Dutch still life painting of the 17th century contains a myriad of hidden meanings and morals about the temporality of life and the consequences of sinful living. My current work has been inspired by “banquet pieces” of such artists as Willem Claesz. Heda and Abraham van Beyeren. In addition to the spectacular visual quality of such paintings, I have been intrigued by contemporary interpretations of Dutch still life such as Norman Bryson’s book, "Looking at the Overlooked: Four Essays on Still Life Painting". His essay on “Abundance” is particularly insightful on the themes of vanitas and symbolism in banquet piece paintings. He talks about the disorderly presentation of the objects (half-eaten food, overturned plates, crumpled tablecloths) as signs “of a household losing its moral grip”. Bryson and other writers support that these paintings were displays of wealth, and that even the fruit, which we may interpret today as a staple, was an imported luxury in 17th c. Netherlands.
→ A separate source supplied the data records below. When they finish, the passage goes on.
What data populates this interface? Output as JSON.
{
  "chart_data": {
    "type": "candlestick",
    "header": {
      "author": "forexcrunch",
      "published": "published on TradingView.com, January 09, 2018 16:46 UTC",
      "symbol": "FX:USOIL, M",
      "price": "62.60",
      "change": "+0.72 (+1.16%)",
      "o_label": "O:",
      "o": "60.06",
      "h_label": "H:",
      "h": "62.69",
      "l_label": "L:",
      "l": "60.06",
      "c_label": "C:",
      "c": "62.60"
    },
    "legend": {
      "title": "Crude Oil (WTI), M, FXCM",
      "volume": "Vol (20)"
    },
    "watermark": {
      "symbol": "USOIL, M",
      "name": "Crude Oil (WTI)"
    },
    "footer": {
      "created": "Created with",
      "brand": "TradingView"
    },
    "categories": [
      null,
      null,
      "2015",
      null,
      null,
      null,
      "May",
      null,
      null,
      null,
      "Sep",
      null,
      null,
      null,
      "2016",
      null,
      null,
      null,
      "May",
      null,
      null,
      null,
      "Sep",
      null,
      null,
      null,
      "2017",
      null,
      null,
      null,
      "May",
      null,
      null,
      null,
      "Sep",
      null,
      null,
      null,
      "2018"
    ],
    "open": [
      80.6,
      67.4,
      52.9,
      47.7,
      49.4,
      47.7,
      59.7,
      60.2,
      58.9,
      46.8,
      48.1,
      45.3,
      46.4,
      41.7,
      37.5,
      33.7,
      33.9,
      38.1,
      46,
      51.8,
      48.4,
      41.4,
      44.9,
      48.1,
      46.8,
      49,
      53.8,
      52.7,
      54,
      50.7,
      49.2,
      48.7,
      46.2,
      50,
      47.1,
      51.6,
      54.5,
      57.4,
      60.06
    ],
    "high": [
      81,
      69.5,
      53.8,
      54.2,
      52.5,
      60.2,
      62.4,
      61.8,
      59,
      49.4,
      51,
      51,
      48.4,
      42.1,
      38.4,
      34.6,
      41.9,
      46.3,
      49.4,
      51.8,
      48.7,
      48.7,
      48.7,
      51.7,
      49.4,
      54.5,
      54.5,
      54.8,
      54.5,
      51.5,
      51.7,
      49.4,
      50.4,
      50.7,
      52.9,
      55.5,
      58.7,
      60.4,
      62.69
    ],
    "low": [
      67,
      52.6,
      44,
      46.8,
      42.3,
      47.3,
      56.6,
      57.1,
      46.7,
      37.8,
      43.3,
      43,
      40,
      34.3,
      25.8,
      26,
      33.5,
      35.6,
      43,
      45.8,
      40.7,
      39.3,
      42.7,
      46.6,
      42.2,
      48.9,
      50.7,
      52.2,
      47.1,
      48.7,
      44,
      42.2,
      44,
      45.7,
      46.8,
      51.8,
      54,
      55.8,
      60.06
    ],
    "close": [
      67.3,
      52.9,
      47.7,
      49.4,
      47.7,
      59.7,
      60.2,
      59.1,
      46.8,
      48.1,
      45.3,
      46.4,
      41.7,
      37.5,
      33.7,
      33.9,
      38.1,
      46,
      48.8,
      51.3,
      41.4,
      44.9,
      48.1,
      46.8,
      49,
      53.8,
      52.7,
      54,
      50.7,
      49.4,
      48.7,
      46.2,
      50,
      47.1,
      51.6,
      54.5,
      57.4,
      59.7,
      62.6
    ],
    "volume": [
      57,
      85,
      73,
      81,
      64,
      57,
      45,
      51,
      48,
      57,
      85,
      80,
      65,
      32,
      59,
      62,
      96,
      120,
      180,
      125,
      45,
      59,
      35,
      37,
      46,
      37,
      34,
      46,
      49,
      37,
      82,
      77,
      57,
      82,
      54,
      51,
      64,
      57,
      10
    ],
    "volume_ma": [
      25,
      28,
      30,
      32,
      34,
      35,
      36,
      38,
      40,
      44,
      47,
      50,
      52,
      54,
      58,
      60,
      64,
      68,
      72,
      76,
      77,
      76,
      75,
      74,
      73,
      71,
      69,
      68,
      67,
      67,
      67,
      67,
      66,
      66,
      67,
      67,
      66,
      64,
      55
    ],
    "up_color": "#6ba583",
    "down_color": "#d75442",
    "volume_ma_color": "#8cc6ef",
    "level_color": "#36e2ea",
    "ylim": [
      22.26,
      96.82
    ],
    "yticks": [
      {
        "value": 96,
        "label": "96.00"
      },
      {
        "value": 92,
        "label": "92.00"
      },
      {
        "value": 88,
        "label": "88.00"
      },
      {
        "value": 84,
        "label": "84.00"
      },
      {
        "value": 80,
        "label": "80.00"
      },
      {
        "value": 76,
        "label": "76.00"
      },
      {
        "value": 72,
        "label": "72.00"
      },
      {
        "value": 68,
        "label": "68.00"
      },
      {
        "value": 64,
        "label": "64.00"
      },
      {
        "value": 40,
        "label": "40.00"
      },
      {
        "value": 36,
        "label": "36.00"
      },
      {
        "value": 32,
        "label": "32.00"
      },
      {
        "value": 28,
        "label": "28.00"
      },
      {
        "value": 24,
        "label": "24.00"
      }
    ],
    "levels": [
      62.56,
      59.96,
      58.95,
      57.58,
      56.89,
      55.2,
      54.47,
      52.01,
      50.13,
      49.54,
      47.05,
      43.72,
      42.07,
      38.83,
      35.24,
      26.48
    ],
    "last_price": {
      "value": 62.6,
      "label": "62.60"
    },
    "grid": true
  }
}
The moral dilemma’s that plagued many painters of the 17th c. Netherlands can be comparatively applied to today’s social concerns. The industrialized countries live amidst great wealth and opportunity adjacent to immense poverty and despair. The discrepancy between want and need has become blurred as our appetites increase. I question and ponder these dilemmas but accept that I am not outside of the issue. Just as the most moralizing of Dutch paintings are in and of themselves indulgences, commodities to be purchased for visual ingestion and pleasure, so too is my work a willing player in the art market. My work addresses this inherent contradiction, hating what it loves and loving what it hates in a world filled with contradictions.